Deadpool, est l’anti-héros le plus atypique de l’univers Marvel. A l’origine, il s’appelle Wade Wilson : un ancien militaire des Forces Spéciales devenu mercenaire. Après avoir subi une expérimentation hors norme qui va accélérer ses pouvoirs de guérison, il va devenir Deadpool. Armé de ses nouvelles capacités et d’un humour noir survolté, Deadpool va traquer l’homme qui a bien failli anéantir sa vie.
Créé par l’auteur/dessinateur Rob Liefeld et le scénariste Fabian Nicieza, Deadpool est un anti-héros particulièrement drôle et déjanté qui se rattache à l’univers Marvel. Son adaptation au cinéma ressemble à une succession de défis. Défi consistant, dans un premier temps, à ne pas décevoir les fans tant la première apparition du super-héros dans X-Men Origins : Wolverine avait laissé sceptique les plus sourcilleux. Défi aussi pour Ryan Reynolds, acteur capable de beaucoup lorsqu’il est bien dirigé (Captives de Atom Egoyan, par exemple), traînant Green Lantern comme une casserole. Et défi enfin pour un studio, la Fox en l’occurence, qui doit trouver un juste équilibre, sans doute réconfortée par Les Gardiens de la Galaxie et Ant-Man. La vraie question, c’est de savoir comment donner du sang neuf à un genre en voie d’épuisement.
Là où le réalisateur Tim Miller – animateur et spécialiste des effets spéciaux, à qui l’on doit le générique du Millenium, de David Fincher – a une porte de sortie, c’est que Deadpool incarne assurément le personnage le plus anticonformiste et le plus imprévisible des héros de l’écurie Marvel. Et qu’ainsi, il a toutes les ressources nécessaires pour séduire ceux qui, a priori, ne se sentent pas concernés par les super-héros et détestent le politiquement correct. Jugé au départ trop violent, le premier script du film a dû être réécrit afin d’éviter une interdiction trop lourde. Deadpool sera finalement classé R aux Etats-Unis, ce qui veut dire que les mineurs (17 ans et moins) devront être accompagnés d’un adulte s’ils veulent voir le film. En France, le film est interdit aux moins de 12 ans.
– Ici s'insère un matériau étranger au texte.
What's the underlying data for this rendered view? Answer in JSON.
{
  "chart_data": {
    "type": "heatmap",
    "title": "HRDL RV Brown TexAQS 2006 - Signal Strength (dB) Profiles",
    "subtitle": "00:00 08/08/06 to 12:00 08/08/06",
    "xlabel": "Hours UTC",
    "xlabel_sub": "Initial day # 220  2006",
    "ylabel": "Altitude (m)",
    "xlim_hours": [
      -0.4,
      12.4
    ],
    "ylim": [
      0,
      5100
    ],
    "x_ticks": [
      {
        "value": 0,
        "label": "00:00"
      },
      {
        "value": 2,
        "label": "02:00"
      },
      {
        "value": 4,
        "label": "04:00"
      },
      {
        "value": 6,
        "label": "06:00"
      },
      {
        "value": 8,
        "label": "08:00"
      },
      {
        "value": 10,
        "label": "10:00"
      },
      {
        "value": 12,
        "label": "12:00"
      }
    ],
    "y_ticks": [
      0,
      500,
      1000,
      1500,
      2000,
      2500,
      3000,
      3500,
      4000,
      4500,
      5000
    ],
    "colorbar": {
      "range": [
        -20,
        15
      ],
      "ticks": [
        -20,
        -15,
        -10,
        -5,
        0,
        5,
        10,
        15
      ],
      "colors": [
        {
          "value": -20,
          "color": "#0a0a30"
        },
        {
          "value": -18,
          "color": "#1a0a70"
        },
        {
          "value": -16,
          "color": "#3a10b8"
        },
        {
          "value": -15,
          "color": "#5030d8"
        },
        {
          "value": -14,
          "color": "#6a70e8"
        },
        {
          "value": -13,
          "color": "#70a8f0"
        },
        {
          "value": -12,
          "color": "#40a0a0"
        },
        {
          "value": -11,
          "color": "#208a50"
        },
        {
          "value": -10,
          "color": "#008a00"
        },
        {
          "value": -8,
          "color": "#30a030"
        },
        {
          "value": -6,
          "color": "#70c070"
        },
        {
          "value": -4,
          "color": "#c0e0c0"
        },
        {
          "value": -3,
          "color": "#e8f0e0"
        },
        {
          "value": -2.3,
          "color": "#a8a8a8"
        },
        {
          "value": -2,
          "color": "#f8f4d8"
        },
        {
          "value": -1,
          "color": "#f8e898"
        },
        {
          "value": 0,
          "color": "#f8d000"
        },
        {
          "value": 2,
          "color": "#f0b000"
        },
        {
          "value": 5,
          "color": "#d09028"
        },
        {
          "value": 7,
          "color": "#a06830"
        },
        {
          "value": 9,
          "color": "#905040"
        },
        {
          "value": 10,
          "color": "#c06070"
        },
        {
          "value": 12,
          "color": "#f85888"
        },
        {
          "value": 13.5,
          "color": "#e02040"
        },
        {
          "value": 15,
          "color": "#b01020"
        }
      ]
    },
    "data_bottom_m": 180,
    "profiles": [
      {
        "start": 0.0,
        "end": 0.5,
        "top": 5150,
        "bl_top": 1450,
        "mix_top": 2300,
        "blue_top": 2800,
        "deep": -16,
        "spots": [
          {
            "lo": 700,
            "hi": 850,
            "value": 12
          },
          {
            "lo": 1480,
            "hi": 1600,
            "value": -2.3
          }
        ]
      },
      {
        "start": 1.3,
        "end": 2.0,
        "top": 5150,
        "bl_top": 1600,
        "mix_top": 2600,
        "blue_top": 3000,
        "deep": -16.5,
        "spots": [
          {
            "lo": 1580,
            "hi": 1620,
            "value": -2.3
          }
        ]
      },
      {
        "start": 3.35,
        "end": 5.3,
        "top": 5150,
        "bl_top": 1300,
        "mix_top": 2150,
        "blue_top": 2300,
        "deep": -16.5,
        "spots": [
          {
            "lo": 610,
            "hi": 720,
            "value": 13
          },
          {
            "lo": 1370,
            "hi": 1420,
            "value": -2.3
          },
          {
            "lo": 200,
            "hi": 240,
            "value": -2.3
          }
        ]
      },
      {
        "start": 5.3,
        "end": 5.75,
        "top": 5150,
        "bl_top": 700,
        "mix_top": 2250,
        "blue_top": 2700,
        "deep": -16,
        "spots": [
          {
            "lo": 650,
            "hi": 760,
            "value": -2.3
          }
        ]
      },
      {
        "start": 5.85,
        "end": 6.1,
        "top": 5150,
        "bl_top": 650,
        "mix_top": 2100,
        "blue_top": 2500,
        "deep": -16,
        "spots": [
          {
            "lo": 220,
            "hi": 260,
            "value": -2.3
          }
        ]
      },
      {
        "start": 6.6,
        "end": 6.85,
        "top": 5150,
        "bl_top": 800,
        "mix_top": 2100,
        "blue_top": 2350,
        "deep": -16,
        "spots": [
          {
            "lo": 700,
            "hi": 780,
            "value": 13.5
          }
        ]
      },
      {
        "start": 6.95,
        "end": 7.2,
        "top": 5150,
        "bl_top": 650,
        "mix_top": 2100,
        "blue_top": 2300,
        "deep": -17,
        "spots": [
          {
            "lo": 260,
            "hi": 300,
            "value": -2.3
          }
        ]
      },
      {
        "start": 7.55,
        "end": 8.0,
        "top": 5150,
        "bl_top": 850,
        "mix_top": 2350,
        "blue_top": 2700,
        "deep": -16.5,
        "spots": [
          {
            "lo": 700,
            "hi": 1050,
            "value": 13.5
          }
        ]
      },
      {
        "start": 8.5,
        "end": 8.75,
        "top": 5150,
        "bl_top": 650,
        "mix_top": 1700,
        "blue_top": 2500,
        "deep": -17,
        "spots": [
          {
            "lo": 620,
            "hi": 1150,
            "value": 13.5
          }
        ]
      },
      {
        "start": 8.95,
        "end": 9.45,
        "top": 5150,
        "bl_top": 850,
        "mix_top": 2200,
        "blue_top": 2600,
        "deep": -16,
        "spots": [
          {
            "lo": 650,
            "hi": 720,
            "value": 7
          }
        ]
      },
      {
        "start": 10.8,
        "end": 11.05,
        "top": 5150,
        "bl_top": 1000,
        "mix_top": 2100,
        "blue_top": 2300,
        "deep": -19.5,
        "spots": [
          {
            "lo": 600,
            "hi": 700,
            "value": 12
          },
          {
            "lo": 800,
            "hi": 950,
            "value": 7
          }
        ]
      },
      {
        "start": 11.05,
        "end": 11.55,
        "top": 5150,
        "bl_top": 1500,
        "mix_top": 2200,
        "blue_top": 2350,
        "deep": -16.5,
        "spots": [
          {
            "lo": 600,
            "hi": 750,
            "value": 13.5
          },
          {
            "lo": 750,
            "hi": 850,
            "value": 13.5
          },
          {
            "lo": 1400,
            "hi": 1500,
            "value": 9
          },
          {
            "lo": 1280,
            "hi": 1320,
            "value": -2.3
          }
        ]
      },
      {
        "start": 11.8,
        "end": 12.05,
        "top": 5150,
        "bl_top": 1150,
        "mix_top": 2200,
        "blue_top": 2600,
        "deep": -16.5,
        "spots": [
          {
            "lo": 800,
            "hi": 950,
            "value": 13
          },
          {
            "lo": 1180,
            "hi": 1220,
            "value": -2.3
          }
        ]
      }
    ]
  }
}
Forcément, comme il a été nécessaire d’adoucir le trait, ce n’est pas l’entreprise de démolition punk tant espérée même si l’on rit quand même des dialogues pop (« Je vais te faire ce que Limp Bizkit a fait à la musique dans les années 90 ») et que l’on s’amuse bien de l’irrespect ambiant, à l’aune de ses délirants génériques et de ses connotations sexuelles.
Au final, la production, il est vrai un peu partagée entre la farouche velléité d’irrévérence et le respect plan-plan des conventions, s’avère assez réjouissante dans son mauvais esprit et son mauvais goût. D’autant que Ryan Reynolds s’épanouit comme un poisson dans l’eau.